We may still want to move to a job queue (T345406), and so having books stored in a place that can be written to by multiple independent instances will be useful.
- Use Cloud VPS object storage
- Use a library such as Flysystem (via league/flysystem-bundle) that can use the local filesystem in development and test, and Swift (which is S3 compatible) for the public tool
- Store in a single container, with paths matching the book's wiki page and prefixed with the subdomain of the Wikisource (using mul for wikisourge.org)
- Add a new database table, e.g. books_stored { lang, title, format, images, credits, font, generated_time, start_time, last_accessed } with a unique constraint on lang, title, format, images, credits, font.
- When a book is requested, if it isn't already in the table, add it. If it is already there, update last_accessed and redirect the user to download it.
- A continuous Toolforge job (or more than one) will run, and when there's a row there with no generated_time pick up that job by adding a start_time.
- The book will be generated and stored in the object storage, and the generated_time updated.
- The original request will wait for a short amount of time (~10 sec) in case the book is generated quickly (which in most cases it will be).
- Subsequent requests for the same book are idempotent (other than updating the last_accessed), and will return the book once it's been generated.
- If no book is generated in time, a 202 response will be returned.
Cleaning up:
- Dead jobs can be identified and purged, based on having a too-old start_time.
- Unused stored files can be deleted based on last_accessed being older than some threshold.
Outstanding questions:
Store epubs only? In order to reduce how much gets stored.No, we can store everything for now, and revisit if it gets too big.- How much will be stored?
- Reduce the number of things that can split the cache — currently the options that will change the output (other than format) are: images, fonts, and the credits page (we could do away with the last of these with T276672). The tool also the option of including categories, but that's only used in the AtomGenerator so doesn't apply here.

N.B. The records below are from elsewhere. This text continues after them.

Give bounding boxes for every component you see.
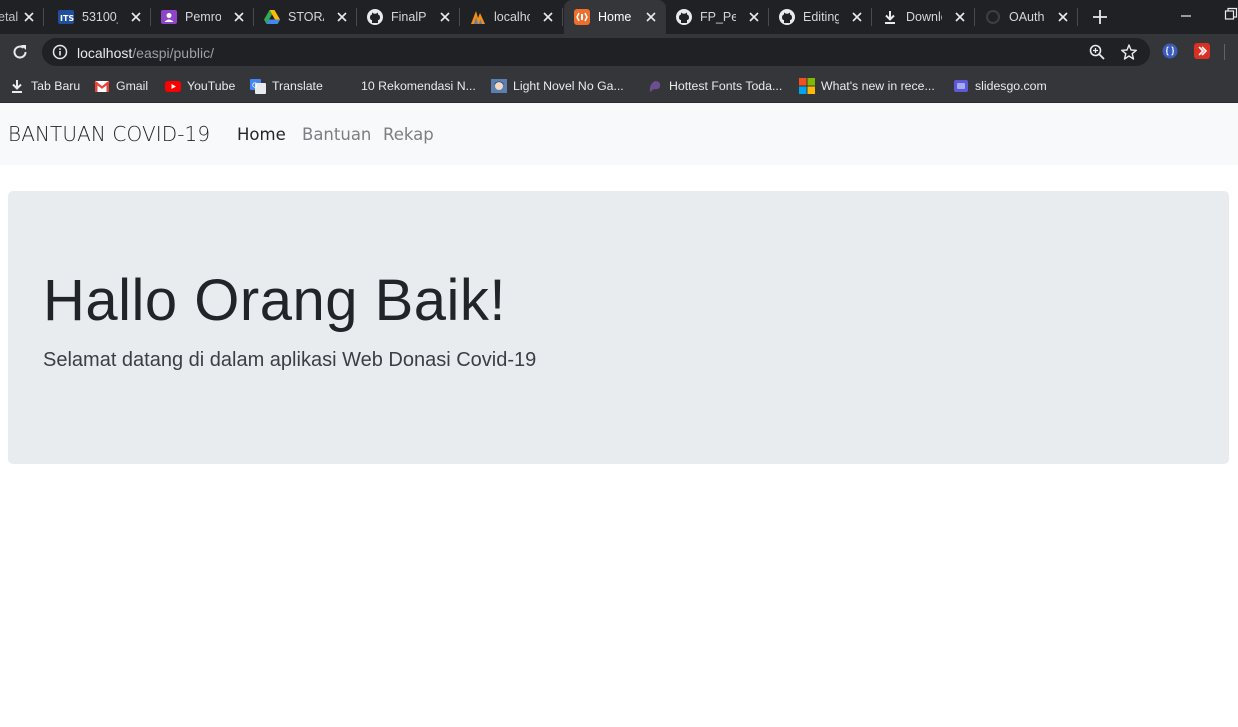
microsoft-icon [799,78,815,94]
navbar-brand[interactable]: BANTUAN COVID-19 [8,122,210,146]
tab-finalproject[interactable]: FinalProject [357,0,460,34]
close-icon[interactable] [953,10,967,24]
minimize-icon[interactable] [1180,9,1192,23]
download-icon [12,80,22,93]
close-icon[interactable] [129,10,143,24]
phpmyadmin-icon [471,11,485,24]
hero-lead-text: Selamat datang di dalam aplikasi Web Don… [43,349,537,371]
tab-label: Pemrog [185,10,221,24]
bookmark-label: Light Novel No Ga... [513,79,624,93]
nav-link-rekap[interactable]: Rekap [383,125,434,145]
tab-fp-pem[interactable]: FP_Pem [666,0,769,34]
reload-icon[interactable] [10,42,30,62]
browser-toolbar: localhost/easpi/public/ [0,34,1238,70]
url-host: localhost [77,45,133,61]
zoom-icon[interactable] [1088,43,1106,61]
tab-editing[interactable]: Editing [769,0,872,34]
tab-label: Download [906,10,942,24]
tab-label: Editing [803,10,839,24]
tab-label: FinalProject [391,10,427,24]
codeigniter-icon [574,9,590,25]
close-icon[interactable] [1056,10,1070,24]
bookmark-star-icon[interactable] [1120,43,1138,61]
close-icon[interactable] [541,10,555,24]
tab-pemrog[interactable]: Pemrog [151,0,254,34]
restore-icon[interactable] [1224,7,1238,21]
tab-oauth[interactable]: OAuth [975,0,1078,34]
bookmark-label: Hottest Fonts Toda... [669,79,783,93]
anime-icon [491,79,507,93]
close-icon[interactable] [335,10,349,24]
tab-label: etal [0,10,19,24]
tab-strip: etal ITS 53100_ Pemrog STORAGE FinalProj… [0,0,1238,34]
extension-icon[interactable] [1162,43,1178,59]
tab-label: 53100_ [82,10,118,24]
bookmark-label: Translate [272,79,323,93]
github-icon [367,9,383,25]
close-icon[interactable] [232,10,246,24]
translate-icon: G [250,79,266,94]
gmail-icon [94,81,110,92]
close-icon[interactable] [850,10,864,24]
close-icon[interactable] [22,10,36,24]
bookmark-label: Gmail [116,79,149,93]
classroom-icon [161,10,177,24]
svg-text:ITS: ITS [60,14,74,23]
bookmark-label: slidesgo.com [975,79,1047,93]
url-path: /easpi/public/ [132,45,214,61]
font-icon [649,81,661,92]
bookmark-label: Tab Baru [31,79,81,93]
extension-icon[interactable] [1194,43,1210,59]
jumbotron: Hallo Orang Baik! Selamat datang di dala… [8,191,1229,464]
google-drive-icon [264,10,280,24]
info-icon[interactable] [52,44,68,60]
tab-53100[interactable]: ITS 53100_ [48,0,151,34]
loading-icon [986,10,1000,24]
web-page: BANTUAN COVID-19 Home Bantuan Rekap Hall… [0,103,1238,727]
tab-label: STORAGE [288,10,324,24]
navbar: BANTUAN COVID-19 Home Bantuan Rekap [0,103,1238,165]
tab-etal[interactable]: etal [0,0,44,34]
bookmark-label: 10 Rekomendasi N... [361,79,476,93]
slidesgo-icon [954,80,968,92]
plus-icon[interactable] [1090,7,1110,27]
github-icon [779,9,795,25]
close-icon[interactable] [644,10,658,24]
close-icon[interactable] [747,10,761,24]
tab-label: FP_Pem [700,10,736,24]
tab-localhost[interactable]: localhost [460,0,563,34]
download-icon [885,11,895,24]
close-icon[interactable] [438,10,452,24]
tab-home[interactable]: Home [564,0,666,34]
its-logo-icon: ITS [58,10,74,24]
hero-title: Hallo Orang Baik! [43,268,507,333]
github-icon [676,9,692,25]
bookmarks-bar: Tab Baru Gmail YouTube G Translate 10 Re… [0,70,1238,103]
nav-link-bantuan[interactable]: Bantuan [302,125,371,145]
tab-label: localhost [494,10,530,24]
tab-label: OAuth [1009,10,1045,24]
url-text[interactable]: localhost/easpi/public/ [77,45,214,61]
nav-link-home[interactable]: Home [237,125,286,145]
bookmark-label: What's new in rece... [821,79,935,93]
tab-storage[interactable]: STORAGE [254,0,357,34]
bookmark-label: YouTube [187,79,236,93]
address-bar[interactable]: localhost/easpi/public/ [42,38,1150,66]
tab-download[interactable]: Download [872,0,975,34]
svg-text:G: G [252,82,257,90]
tab-label: Home [598,10,632,24]
youtube-icon [165,81,181,92]
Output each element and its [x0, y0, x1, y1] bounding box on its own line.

Is there a Swift system of evicting the oldest (if we e.g. update the modification time when accessing?)If we store the last_accessed in the database, we can evict based on that.For access, do we stream the file through the web server, or redirect the client to the (non-stable) public bucket URL (i.e. https://object.eqiad1.wikimediacloud.org/PROJECT:BUCKET/…)?Redirect to the latter, and make it clear that people shouldn't treat that URL as stable. This also means that we need to make the filename as stored there be a useful one for people to end up downloading, because we can't set a Content-Disposition header to define a filename.How to provide bulk download of all books (by language)?Looks likely to be possible based on the above design. Details left for a separate task, if anyone actually asks for it (which they haven't yet).